Introduction: Screening of Congenital Adrenal Hyperplasia (CAH) due to 21-hydroxylase deficiency reduces neonatal morbidity and mortality. The quantification of 17-hydroxyprogesterone (17-OHP) using Delayed Fluorescence Immunoassay (DFI) on filter paper blood samples is the standard screening strategy. However, it is associated with a high number of false positives (FP), especially in premature infants. To optimize the positive predictive value (PPV), most screening programs establish cutoff points for 17-OHP based on gestational age (GA). Currently, it is considered more efficient to determine 17-OHP and other adrenal analytes using LC-MS/MS, which may also allow the diagnosis of other types of CAH. In June 2023, CAH screening was implemented in our region.
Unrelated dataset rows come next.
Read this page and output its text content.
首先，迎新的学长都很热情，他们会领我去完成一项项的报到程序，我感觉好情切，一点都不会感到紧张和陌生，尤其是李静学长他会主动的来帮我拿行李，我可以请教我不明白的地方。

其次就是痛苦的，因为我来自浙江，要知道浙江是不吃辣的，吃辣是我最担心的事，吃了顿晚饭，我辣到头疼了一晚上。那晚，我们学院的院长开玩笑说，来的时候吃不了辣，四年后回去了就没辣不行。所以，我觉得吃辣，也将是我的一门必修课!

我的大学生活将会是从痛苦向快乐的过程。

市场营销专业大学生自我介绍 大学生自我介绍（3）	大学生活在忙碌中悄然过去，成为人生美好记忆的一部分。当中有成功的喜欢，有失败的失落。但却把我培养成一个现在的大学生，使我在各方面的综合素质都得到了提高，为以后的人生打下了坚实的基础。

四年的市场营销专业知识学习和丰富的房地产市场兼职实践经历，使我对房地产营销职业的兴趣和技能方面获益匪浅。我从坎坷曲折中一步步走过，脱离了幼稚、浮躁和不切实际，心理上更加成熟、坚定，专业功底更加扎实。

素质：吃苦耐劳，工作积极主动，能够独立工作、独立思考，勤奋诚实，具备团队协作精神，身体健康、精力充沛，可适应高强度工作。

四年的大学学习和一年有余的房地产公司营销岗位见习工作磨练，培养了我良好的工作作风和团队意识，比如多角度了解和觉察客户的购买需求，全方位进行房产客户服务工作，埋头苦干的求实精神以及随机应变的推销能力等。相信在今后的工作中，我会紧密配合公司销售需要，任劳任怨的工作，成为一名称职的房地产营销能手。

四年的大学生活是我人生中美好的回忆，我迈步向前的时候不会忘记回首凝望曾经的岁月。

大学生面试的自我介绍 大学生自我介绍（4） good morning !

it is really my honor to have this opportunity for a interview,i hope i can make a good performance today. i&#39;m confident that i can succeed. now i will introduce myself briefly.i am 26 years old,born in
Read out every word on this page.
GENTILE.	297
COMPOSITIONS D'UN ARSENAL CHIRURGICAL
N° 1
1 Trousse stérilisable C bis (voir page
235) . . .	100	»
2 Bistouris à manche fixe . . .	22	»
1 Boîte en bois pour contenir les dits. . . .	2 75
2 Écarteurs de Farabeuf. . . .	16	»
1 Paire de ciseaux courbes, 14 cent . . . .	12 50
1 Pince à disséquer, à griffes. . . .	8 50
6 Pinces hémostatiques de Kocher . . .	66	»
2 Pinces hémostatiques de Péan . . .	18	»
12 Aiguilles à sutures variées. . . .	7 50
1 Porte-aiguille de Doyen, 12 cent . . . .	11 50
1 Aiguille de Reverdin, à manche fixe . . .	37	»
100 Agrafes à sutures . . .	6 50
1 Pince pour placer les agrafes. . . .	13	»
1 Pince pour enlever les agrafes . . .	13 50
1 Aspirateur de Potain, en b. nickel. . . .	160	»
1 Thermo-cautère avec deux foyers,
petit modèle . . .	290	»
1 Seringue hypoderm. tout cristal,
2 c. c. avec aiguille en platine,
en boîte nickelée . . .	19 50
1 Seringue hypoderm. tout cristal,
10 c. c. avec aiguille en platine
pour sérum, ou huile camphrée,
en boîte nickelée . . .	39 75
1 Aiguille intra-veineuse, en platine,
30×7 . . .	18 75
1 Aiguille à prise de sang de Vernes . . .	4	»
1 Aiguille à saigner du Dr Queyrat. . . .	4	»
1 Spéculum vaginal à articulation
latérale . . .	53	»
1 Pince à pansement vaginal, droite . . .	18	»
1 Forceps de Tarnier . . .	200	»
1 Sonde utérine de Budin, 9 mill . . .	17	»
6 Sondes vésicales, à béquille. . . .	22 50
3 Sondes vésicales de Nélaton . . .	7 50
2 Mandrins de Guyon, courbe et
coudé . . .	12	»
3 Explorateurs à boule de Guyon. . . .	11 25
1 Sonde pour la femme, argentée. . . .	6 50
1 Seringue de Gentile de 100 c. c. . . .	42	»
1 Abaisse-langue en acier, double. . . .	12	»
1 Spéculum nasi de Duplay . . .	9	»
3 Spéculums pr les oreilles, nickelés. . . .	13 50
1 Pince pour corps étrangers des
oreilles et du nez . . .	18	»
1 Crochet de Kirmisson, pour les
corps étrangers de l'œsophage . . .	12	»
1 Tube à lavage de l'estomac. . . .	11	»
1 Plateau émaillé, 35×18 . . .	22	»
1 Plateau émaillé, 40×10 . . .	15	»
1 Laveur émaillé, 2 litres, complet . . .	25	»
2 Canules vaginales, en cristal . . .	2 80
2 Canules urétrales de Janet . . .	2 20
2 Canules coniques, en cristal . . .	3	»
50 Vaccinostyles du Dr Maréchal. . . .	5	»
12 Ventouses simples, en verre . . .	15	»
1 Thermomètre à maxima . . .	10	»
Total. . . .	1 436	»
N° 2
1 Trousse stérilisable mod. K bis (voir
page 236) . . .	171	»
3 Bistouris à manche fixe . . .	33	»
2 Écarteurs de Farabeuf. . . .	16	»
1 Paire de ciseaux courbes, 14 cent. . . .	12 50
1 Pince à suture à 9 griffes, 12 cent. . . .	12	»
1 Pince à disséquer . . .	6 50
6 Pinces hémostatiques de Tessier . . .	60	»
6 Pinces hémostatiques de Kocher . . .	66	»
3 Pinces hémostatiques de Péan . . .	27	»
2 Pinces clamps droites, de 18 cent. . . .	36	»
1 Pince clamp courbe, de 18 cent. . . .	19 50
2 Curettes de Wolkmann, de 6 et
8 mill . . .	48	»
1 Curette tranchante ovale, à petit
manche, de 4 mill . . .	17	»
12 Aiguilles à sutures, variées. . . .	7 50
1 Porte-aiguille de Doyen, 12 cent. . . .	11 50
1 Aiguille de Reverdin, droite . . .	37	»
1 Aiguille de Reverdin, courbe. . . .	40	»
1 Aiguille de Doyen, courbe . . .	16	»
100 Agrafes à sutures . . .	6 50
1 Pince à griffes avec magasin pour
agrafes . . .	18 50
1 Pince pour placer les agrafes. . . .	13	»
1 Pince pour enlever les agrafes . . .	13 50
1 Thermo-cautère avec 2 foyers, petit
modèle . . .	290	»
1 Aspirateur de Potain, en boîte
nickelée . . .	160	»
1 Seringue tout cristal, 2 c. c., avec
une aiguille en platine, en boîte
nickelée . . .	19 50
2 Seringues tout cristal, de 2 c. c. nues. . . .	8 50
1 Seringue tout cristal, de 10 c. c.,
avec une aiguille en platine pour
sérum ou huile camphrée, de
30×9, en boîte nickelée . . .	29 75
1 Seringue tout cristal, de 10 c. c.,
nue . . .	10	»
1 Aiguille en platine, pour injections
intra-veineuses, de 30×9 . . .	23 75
Objectives: To evaluate the effectiveness of our screening strategy for diagnosing classic CAH. To determine the prevalence and impact of FP by including the measurement of 17-OHP via LC–MS/MS.

Methodology: At 48 hours of life, filter paper samples with 17-OHP values exceeding the 99.95th percentile (p99.95) by DFI are considered positive. Three groups are differentiated based on GA: <33 weeks (weighted p99.95), 33–37 weeks (p99.95 corresponding to the group with the highest gestational age), and >37 weeks (p99.95). All positives are retested using both DFI and LC–MS/MS. The established cutoff points for various adrenal analytes and diagnostic ratios by LC–MS/MS are: 17-OHP>15.1 nmol/l+21-deoxycortisol>2.9 nmol/l or 17-OHP>15.1 nmol/l+ ratio of [17-OHP+Androstenedione]/cortisol>2+ ratio 17-OHP/11-deoxycortisol>10. In neonates <33 weeks and/or <1500 grams, a second filter paper determination by DFI is done at 15 days of life, as done for congenital hypothiroidsm screening. This allows for a single cutoff point in this population. We analyzed the positive cases from the CAH screening (June 1, 2023 – December 31st, 2024). Data were obtained from the neonatal screening program and clinical records.
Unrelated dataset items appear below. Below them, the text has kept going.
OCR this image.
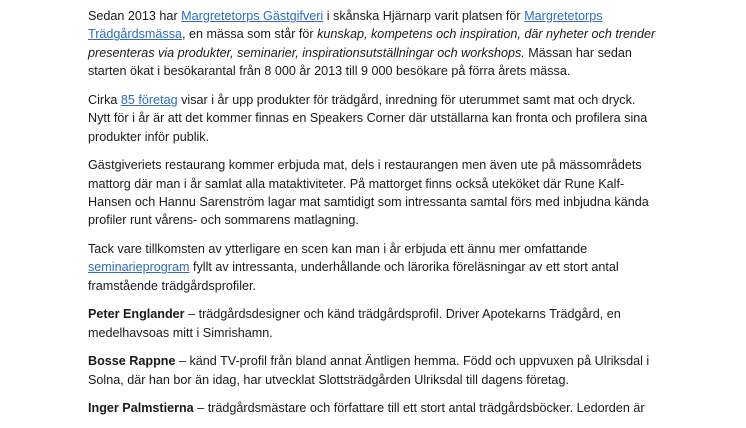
Sedan 2013 har Margretetorps Gästgifveri i skånska Hjärnarp varit platsen för Margretetorps Trädgårdsmässa, en mässa som står för kunskap, kompetens och inspiration, där nyheter och trender presenteras via produkter, seminarier, inspirationsutställningar och workshops. Mässan har sedan starten ökat i besökarantal från 8 000 år 2013 till 9 000 besökare på förra årets mässa.

Cirka 85 företag visar i år upp produkter för trädgård, inredning för uterummet samt mat och dryck. Nytt för i år är att det kommer finnas en Speakers Corner där utställarna kan fronta och profilera sina produkter inför publik.

Gästgiveriets restaurang kommer erbjuda mat, dels i restaurangen men även ute på mässområdets mattorg där man i år samlat alla mataktiviteter. På mattorget finns också uteköket där Rune Kalf-Hansen och Hannu Sarenström lagar mat samtidigt som intressanta samtal förs med inbjudna kända profiler runt vårens- och sommarens matlagning.

Tack vare tillkomsten av ytterligare en scen kan man i år erbjuda ett ännu mer omfattande seminarieprogram fyllt av intressanta, underhållande och lärorika föreläsningar av ett stort antal framstående trädgårdsprofiler.

Peter Englander – trädgårdsdesigner och känd trädgårdsprofil. Driver Apotekarns Trädgård, en medelhavsoas mitt i Simrishamn.

Bosse Rappne – känd TV-profil från bland annat Äntligen hemma. Född och uppvuxen på Ulriksdal i Solna, där han bor än idag, har utvecklat Slottsträdgården Ulriksdal till dagens företag.

Inger Palmstierna – trädgårdsmästare och författare till ett stort antal trädgårdsböcker. Ledorden är
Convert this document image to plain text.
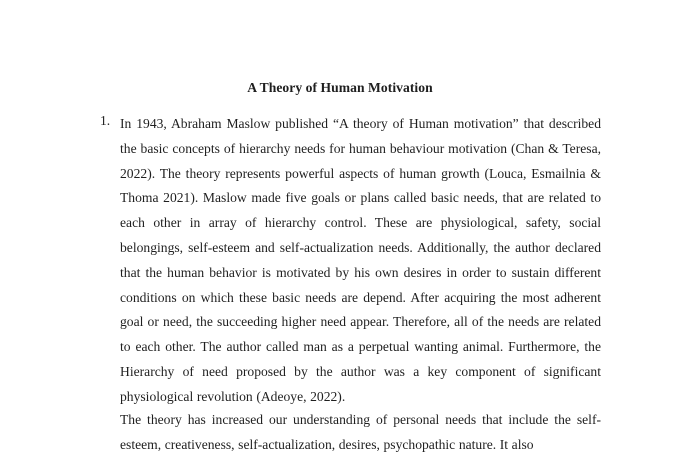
A Theory of Human Motivation
1. In 1943, Abraham Maslow published “A theory of Human motivation” that described the basic concepts of hierarchy needs for human behaviour motivation (Chan & Teresa, 2022). The theory represents powerful aspects of human growth (Louca, Esmailnia & Thoma 2021). Maslow made five goals or plans called basic needs, that are related to each other in array of hierarchy control. These are physiological, safety, social belongings, self-esteem and self-actualization needs. Additionally, the author declared that the human behavior is motivated by his own desires in order to sustain different conditions on which these basic needs are depend. After acquiring the most adherent goal or need, the succeeding higher need appear. Therefore, all of the needs are related to each other. The author called man as a perpetual wanting animal. Furthermore, the Hierarchy of need proposed by the author was a key component of significant physiological revolution (Adeoye, 2022).

The theory has increased our understanding of personal needs that include the self-esteem, creativeness, self-actualization, desires, psychopathic nature. It also
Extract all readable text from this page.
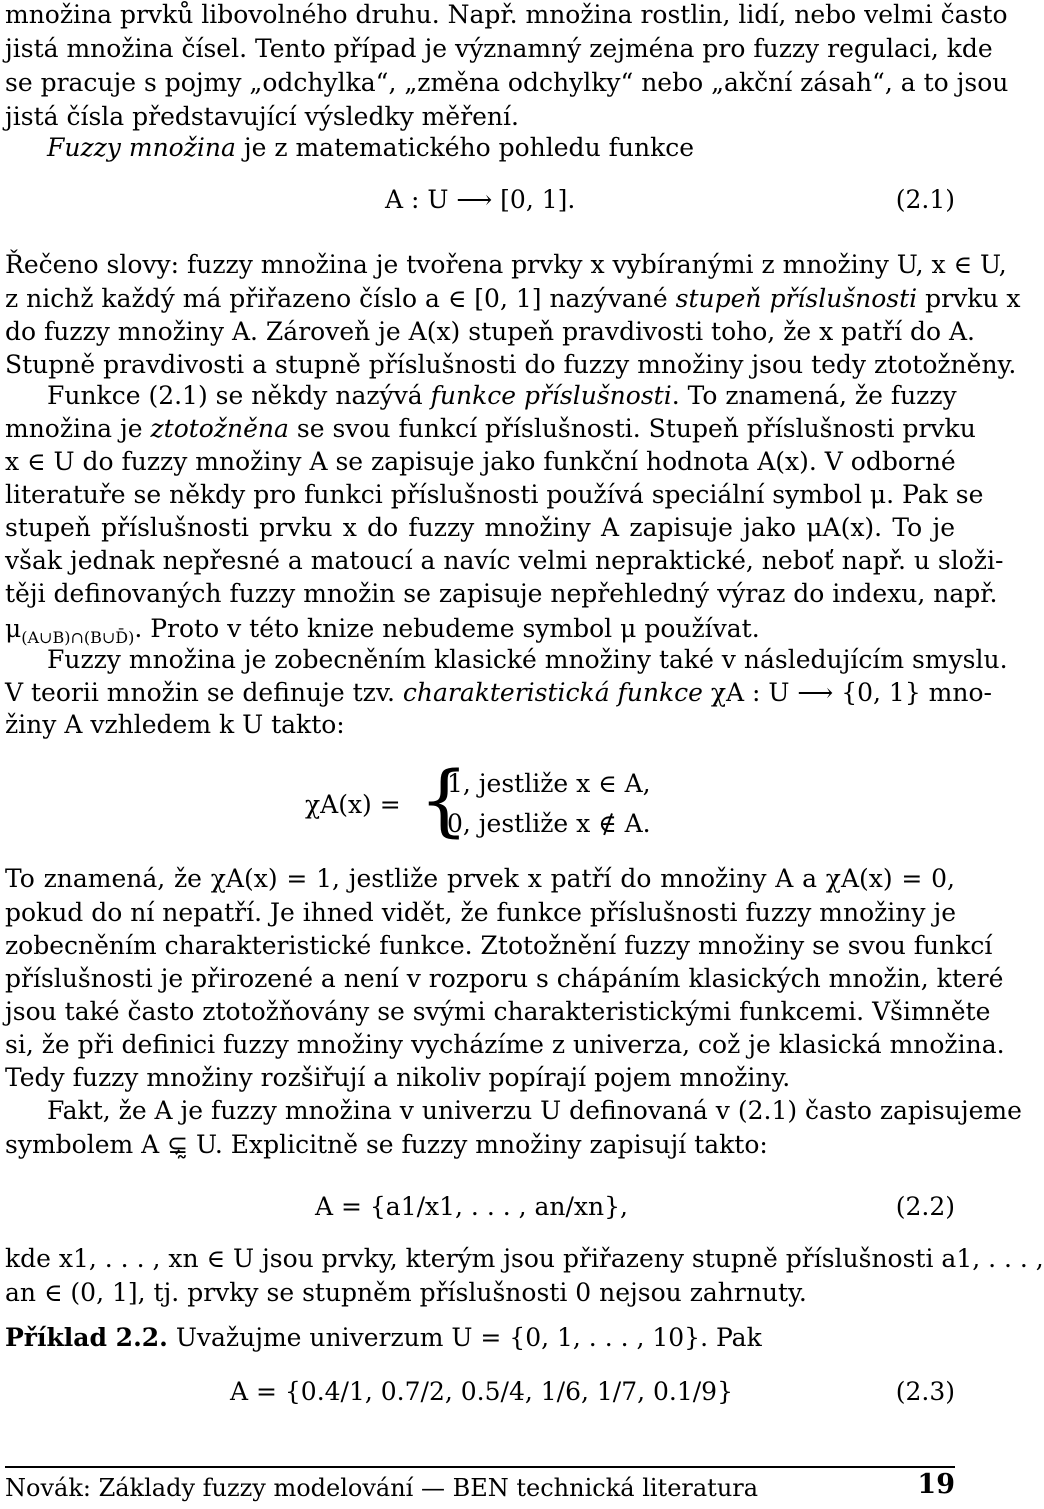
množina prvků libovolného druhu. Např. množina rostlin, lidí, nebo velmi často
jistá množina čísel. Tento případ je významný zejména pro fuzzy regulaci, kde
se pracuje s pojmy „odchylka“, „změna odchylky“ nebo „akční zásah“, a to jsou
jistá čísla představující výsledky měření.
Fuzzy množina je z matematického pohledu funkce
A : U ⟶ [0, 1].	(2.1)
Řečeno slovy: fuzzy množina je tvořena prvky x vybíranými z množiny U, x ∈ U,
z nichž každý má přiřazeno číslo a ∈ [0, 1] nazývané stupeň příslušnosti prvku x
do fuzzy množiny A. Zároveň je A(x) stupeň pravdivosti toho, že x patří do A.
Stupně pravdivosti a stupně příslušnosti do fuzzy množiny jsou tedy ztotožněny.
Funkce (2.1) se někdy nazývá funkce příslušnosti. To znamená, že fuzzy
množina je ztotožněna se svou funkcí příslušnosti. Stupeň příslušnosti prvku
x ∈ U do fuzzy množiny A se zapisuje jako funkční hodnota A(x). V odborné
literatuře se někdy pro funkci příslušnosti používá speciální symbol μ. Pak se
stupeň příslušnosti prvku x do fuzzy množiny A zapisuje jako μA(x). To je
však jednak nepřesné a matoucí a navíc velmi nepraktické, neboť např. u složi-
těji definovaných fuzzy množin se zapisuje nepřehledný výraz do indexu, např.
$\mu_{(A\cup B)\cap(B\cup D̄)}$. Proto v této knize nebudeme symbol μ používat.
Fuzzy množina je zobecněním klasické množiny také v následujícím smyslu.
V teorii množin se definuje tzv. charakteristická funkce χA : U ⟶ {0, 1} mno-
žiny A vzhledem k U takto:
χA(x) = {
1, jestliže x ∈ A,
0, jestliže x ∉ A.
To znamená, že χA(x) = 1, jestliže prvek x patří do množiny A a χA(x) = 0,
pokud do ní nepatří. Je ihned vidět, že funkce příslušnosti fuzzy množiny je
zobecněním charakteristické funkce. Ztotožnění fuzzy množiny se svou funkcí
příslušnosti je přirozené a není v rozporu s chápáním klasických množin, které
jsou také často ztotožňovány se svými charakteristickými funkcemi. Všimněte
si, že při definici fuzzy množiny vycházíme z univerza, což je klasická množina.
Tedy fuzzy množiny rozšiřují a nikoliv popírají pojem množiny.
Fakt, že A je fuzzy množina v univerzu U definovaná v (2.1) často zapisujeme
symbolem A ⊊̰ U. Explicitně se fuzzy množiny zapisují takto:
A = {a1/x1, . . . , an/xn},	(2.2)
kde x1, . . . , xn ∈ U jsou prvky, kterým jsou přiřazeny stupně příslušnosti a1, . . . ,
an ∈ (0, 1], tj. prvky se stupněm příslušnosti 0 nejsou zahrnuty.
Příklad 2.2. Uvažujme univerzum U = {0, 1, . . . , 10}. Pak
A = {0.4/1, 0.7/2, 0.5/4, 1/6, 1/7, 0.1/9}	(2.3)
Novák: Základy fuzzy modelování — BEN technická literatura	19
Results: Out of 21 411 screenings performed, 40 were positive by DFI (55% male). Three out of 40 neonates died early due to other causes. 37 cases were retested, confirming one true positive (a 5-day-old male neonate) by both DFI and LC-MS/MS. Outpatient treatment was started at 7 days of life. In the 36 cases considered false positives (75% from the group 33–37 weeks, 58% male), retesting using LC–MS/MS allowed ruling out classic CAH.

Comments: In the short duration of CAH screening, one male was diagnosed before one week of life. The inclusion of LC–MS/MS in this screening strategy raises the PPV to 100%, avoiding unnecessary interventions in the few false positives.